你拥有那套系统中最‘正确’的肤色,穿着代表它的制服,采用它话语体系中最极端的‘和平抗议’方式,也依然无法撼动那台冰冷、庞然、自我运转的机器分毫。
这甚至超越了种族,超越了国籍。
这归根结底,是那个系统本身的问题,是创建在特定霸权、双重标准和选择性失明基础上的结构之恶。
它的暴力机器,正在碾碎一切试图保持清醒和良知的人,无论其肤色与身份。
莱昂过去所有那些纠缠不休的痛苦,在这一刻,被一道来自黑暗深处却无比刺目的闪电照亮了。
它们不再是零散的、个人的、值得羞耻的“敏感”或“脆弱”,而是一个清醒个体在面对一个系统性不公时,必然会产生良知阵痛的一部分。
他过去的痛苦,从一个“文化背叛者”的迷茫,从一个“永恒他者”的疏离,被陡然提升到了一个全新的、也更普世的层面。
这是良知与系统的对抗。
体的、微弱的、却不容抿灭的良知,与庞大、冰冷、自我合理化的系统之间的对抗。
这对抗如此绝望,以至于有时需要以生命为薪柴,才能爆发出瞬间照亮黑暗的光焰。
就在这时,如同被这道闪电般的光焰同时照亮,莱昂心头那最后一点连自己都未曾完全看清、或不愿深究的秘密,被悍然揭穿。
《追风筝的人》。
那个他一直深爱,并因此来到喀什的故事。
他为什么对阿米尔的故事感同身受,以至于将喀什视为某种精神上的“朝圣之地”?
因为他在阿米尔,那个背叛了忠诚的哈桑,馀生都在愧疚中查找救赎之路的富家少爷身上,看到了他自己灵魂的倒影。
因为他,就是阿米尔。
这种背叛,并未带给他想要的归属,反而让他坠入更深的迷茫,背负着一种隐秘到连自己都不愿深究的负罪感。

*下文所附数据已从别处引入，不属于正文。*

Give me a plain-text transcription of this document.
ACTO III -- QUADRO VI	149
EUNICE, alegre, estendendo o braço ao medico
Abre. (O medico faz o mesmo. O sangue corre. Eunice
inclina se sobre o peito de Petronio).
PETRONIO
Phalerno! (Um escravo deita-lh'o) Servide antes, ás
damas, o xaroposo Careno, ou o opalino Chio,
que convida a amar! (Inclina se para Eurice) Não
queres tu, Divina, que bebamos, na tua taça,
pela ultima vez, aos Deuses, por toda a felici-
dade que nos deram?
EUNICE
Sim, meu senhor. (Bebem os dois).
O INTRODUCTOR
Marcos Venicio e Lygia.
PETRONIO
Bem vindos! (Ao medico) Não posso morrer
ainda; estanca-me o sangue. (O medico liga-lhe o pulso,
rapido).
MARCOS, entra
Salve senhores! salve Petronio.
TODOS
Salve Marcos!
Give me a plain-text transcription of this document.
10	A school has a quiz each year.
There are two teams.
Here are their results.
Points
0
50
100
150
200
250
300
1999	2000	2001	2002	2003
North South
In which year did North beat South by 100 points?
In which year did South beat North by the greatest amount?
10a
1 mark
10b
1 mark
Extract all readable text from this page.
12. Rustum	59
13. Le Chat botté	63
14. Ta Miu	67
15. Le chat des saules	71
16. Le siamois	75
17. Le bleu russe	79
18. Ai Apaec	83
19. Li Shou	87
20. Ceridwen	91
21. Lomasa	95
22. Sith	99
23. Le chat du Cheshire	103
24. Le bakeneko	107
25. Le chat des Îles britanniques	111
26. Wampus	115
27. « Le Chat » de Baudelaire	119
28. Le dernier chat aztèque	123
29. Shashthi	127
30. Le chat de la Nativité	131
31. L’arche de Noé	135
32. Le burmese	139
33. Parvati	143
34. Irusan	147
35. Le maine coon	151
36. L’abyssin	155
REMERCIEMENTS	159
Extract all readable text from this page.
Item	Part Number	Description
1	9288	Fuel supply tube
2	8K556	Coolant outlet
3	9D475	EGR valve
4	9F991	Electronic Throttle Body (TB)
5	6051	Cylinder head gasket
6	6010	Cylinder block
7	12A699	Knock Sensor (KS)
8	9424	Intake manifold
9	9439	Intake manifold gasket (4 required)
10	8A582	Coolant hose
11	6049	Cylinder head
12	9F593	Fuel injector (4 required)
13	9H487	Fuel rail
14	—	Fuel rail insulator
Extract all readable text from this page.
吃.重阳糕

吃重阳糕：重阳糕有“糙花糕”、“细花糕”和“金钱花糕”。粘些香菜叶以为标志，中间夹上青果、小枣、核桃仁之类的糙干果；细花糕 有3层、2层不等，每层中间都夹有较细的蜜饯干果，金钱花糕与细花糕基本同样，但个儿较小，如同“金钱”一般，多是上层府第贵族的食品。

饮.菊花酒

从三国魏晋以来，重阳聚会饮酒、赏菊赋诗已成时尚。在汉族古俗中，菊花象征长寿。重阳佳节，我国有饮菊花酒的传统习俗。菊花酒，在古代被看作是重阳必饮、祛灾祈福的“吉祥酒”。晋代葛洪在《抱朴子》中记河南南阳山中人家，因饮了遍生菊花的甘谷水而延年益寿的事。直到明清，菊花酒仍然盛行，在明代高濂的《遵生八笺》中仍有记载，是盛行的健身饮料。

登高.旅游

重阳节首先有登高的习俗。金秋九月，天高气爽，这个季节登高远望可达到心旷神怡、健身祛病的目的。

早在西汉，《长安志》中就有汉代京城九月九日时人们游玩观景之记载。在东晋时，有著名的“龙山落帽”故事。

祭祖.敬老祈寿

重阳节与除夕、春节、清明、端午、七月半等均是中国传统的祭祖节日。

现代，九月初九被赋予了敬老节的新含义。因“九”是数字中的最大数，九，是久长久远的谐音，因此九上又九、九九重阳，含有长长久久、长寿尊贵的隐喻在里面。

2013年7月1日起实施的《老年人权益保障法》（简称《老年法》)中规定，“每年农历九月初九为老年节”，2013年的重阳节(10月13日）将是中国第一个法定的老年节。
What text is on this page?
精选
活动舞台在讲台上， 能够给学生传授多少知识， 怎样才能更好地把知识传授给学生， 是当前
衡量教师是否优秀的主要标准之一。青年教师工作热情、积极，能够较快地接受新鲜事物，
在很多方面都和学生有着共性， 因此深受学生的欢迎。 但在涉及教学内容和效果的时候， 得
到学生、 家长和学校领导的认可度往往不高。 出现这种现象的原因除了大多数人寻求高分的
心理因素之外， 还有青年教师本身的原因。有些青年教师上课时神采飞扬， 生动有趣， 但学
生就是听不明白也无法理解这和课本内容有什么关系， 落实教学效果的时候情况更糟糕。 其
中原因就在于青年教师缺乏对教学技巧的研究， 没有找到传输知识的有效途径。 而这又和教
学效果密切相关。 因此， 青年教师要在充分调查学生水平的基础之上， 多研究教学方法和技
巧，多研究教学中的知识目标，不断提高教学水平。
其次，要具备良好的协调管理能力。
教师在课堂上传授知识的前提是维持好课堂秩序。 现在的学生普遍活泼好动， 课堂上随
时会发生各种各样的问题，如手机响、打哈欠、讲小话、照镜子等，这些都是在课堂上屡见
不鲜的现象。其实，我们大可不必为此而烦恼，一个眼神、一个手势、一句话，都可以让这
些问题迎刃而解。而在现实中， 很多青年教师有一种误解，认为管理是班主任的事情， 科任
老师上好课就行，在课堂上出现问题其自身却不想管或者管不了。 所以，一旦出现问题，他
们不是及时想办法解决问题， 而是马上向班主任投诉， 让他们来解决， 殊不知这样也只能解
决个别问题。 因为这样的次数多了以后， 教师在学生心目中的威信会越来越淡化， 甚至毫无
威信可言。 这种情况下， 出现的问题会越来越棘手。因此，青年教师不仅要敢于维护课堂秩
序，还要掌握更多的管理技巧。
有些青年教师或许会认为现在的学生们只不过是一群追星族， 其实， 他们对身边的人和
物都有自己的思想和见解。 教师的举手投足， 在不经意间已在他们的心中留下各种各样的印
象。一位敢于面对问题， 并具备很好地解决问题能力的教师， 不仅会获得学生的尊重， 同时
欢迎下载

喀什,电影中“追风筝”的地方,成了他潜意识里为自己设置的“救赎之路”。他来这里,模糊地希望找到某种连接,完成某种仪式,寻回那条“再次成为好人的路”。
然而,这一路的所见所感,杨柳的陪伴与启迪,新疆这片土地展现的“多元一体”的智慧与生命力,早已在悄然治愈他、重塑他。布希内尔的火,象两把冰冷的锤子,将他尚未完全凝固的、关于自我和世界的认知,狠狠锻打。
那条“再次成为好人的路”,不再仅仅是关于个人文化的救赎。
它突然变得无比清淅,也无比沉重。
它意味着,你必须站起来。
你必须为你所看到的、所坚信的正义与真实,去做点什么。
尤其是在真相被系统性掩盖,叙述被强力拢断的时候。
莱昂极其缓慢地抬起手,捂住了自己的脸。
手指冰凉,微微颤斗。
从指缝间,他发出一声悠长而痛苦的、仿佛来自灵魂深处的叹息。
那叹息里,有终于看清真相的剧痛,有对前路未卜的恐惧,但隐隐的,也有一种沉重的、别无选择的……释然与决绝。
他知道他该怎么做了。
为了萨拉未曾熄灭的眼神,为了亚伦那团试图照亮黑暗的火焰,为了露易丝破碎的哭声,也为了自己心中再也终于无法掩饰渴望的,那条再次成为好人的路。
那条路,就在脚下,通向远方那片被硝烟与泪水浸透的土地。